SatansBobbleheadedDashboardOrnament · 14/08/2024 21:59

Don't send the fiver.
Let her know how ridiculous she is and don't go out with her again.

Nobodyknowsitall5 · 14/08/2024 22:02

What drinks did you have? Did your drink costs alot more than hers?

Winter2020 · 14/08/2024 22:05

I think your friend likes a drink and a night out and thought that she had found someone to subsidise her. Now that you have drawn your boundary well (that you will not be taken advantage of) if you do continue the friendship keep your boundary and track all spending splitting it equally.

I have seen that you have your doubts about this friend but if you do enjoy her company then I wouldn’t let her being a bit stingey or weird with money put an end to it. Just make sure if you book an activity you get her money up front before booking for example knowing that she is tight with money.

Tbry24 · 14/08/2024 22:05

Try moving to a new area, there are lots of lovely people out there really who have other interests. Some places have small town/village mentality. I come from a town like that left twenty years ago and have also lived in a village that was unbelievably unfriendly and I did not fit in at all.

As for the friendship sorry but she’s ruined it now and all for a fiver. I hope she regrets it.

Octopies · 14/08/2024 22:06

Sounds like she's testing the waters to see whether you'll be enough of a mug to pay for her nights out in the future. If she was genuinely broke, she could have explained money is tight and just bought her own drinks within her budget rather than doing rounds. Has she asked to borrow money from you before?

Frasers · 14/08/2024 22:10

What did she say when you sent the fiver? I don’t know how she’s not cringing her arse off.

BlackShuck3 · 14/08/2024 22:11

I think I would add up the total expenses for the night divide by 2 and then give her whatever money was needed to make it so that she had spent the same amount as you.
After that I would make sure that everything was put in writing about who was paying for what if we ever went out together again!

K0OLA1D · 14/08/2024 22:11

What's been said since you sent the fiver?

TruthThatsHardAsSteel · 14/08/2024 22:15

amicissimma · 14/08/2024 20:42

You may not be able to take a screenshot of your bank account to send her. I can't with my bank, and only discovered that when someone trying to found she couldn't with her, different bank.
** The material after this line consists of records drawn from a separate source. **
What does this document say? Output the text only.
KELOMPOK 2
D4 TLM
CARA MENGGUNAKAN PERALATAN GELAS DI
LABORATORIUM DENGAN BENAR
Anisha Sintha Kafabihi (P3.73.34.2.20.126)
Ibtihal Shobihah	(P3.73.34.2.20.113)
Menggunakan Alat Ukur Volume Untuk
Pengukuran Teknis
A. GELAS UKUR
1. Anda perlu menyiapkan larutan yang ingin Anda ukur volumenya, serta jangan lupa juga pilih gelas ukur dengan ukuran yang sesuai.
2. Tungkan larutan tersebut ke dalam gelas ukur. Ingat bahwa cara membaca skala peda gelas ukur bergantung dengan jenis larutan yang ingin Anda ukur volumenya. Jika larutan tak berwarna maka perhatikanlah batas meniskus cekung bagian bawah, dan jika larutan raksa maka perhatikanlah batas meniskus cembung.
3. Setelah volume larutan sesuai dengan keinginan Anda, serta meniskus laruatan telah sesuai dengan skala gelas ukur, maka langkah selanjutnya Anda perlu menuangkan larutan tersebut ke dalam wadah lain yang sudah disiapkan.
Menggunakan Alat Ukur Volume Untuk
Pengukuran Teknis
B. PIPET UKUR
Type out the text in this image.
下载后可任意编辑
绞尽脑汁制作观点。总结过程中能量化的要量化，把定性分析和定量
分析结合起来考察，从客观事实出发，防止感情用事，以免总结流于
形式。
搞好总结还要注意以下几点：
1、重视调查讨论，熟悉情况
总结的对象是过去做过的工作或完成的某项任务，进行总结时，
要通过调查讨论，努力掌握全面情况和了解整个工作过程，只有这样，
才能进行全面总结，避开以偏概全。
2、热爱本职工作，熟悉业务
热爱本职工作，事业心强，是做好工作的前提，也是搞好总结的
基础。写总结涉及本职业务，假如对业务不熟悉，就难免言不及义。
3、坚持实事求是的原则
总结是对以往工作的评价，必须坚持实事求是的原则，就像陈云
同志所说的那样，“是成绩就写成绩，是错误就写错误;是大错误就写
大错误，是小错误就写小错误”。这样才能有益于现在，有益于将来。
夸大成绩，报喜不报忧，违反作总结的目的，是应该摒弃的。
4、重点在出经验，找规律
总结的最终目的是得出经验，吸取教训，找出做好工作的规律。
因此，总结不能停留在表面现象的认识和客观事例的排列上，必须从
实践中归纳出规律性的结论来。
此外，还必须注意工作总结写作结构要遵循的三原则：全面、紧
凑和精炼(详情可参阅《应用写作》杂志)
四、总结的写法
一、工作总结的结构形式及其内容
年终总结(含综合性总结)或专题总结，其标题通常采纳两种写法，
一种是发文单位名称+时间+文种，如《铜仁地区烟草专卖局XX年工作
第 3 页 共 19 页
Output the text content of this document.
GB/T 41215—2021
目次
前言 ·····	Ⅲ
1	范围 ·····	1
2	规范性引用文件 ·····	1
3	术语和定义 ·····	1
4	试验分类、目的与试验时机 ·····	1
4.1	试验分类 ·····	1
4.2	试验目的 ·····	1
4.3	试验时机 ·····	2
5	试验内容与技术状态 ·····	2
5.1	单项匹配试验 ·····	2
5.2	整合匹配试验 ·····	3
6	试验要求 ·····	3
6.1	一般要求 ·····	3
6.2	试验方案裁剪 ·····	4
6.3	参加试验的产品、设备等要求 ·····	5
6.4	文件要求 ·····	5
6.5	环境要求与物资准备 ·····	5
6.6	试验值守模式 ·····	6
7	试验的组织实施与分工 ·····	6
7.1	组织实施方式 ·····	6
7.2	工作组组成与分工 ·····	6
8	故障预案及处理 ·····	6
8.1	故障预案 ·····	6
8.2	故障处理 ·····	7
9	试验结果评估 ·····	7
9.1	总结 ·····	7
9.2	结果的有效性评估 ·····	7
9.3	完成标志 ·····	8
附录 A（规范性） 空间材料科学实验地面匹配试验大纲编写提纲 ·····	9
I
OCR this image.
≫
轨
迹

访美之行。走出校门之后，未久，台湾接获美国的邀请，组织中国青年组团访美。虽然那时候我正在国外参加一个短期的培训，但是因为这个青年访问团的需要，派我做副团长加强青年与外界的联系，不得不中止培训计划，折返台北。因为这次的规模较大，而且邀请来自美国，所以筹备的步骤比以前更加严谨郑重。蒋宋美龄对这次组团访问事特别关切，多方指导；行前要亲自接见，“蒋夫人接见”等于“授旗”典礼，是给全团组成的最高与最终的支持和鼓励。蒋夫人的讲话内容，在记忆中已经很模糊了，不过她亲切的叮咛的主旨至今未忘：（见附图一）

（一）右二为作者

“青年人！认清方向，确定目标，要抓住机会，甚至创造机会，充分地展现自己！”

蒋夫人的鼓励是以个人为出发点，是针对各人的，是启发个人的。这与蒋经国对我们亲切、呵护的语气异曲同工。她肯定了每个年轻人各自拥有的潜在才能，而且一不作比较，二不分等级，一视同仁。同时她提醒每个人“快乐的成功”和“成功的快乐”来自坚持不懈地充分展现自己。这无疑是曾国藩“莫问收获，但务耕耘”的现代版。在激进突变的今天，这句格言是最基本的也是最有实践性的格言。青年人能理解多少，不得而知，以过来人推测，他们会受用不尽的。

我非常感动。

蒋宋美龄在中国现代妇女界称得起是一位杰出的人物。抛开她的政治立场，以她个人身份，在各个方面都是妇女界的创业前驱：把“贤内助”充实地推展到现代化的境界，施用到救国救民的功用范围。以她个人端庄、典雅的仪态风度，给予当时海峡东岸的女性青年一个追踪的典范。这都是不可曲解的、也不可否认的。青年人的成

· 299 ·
All financial institutions should have the same policy for security. I'd have to use another device to take a photo of my screen.

I'd not put up with this. Totally not cool. Better off to take her off your friends list, than not be able to trust her. I dread to think what she will pull next.

SamW98 · 14/08/2024 22:18

OP - are there towns near to you that you could join up a Meet Up or FB local group and get to meet people that way?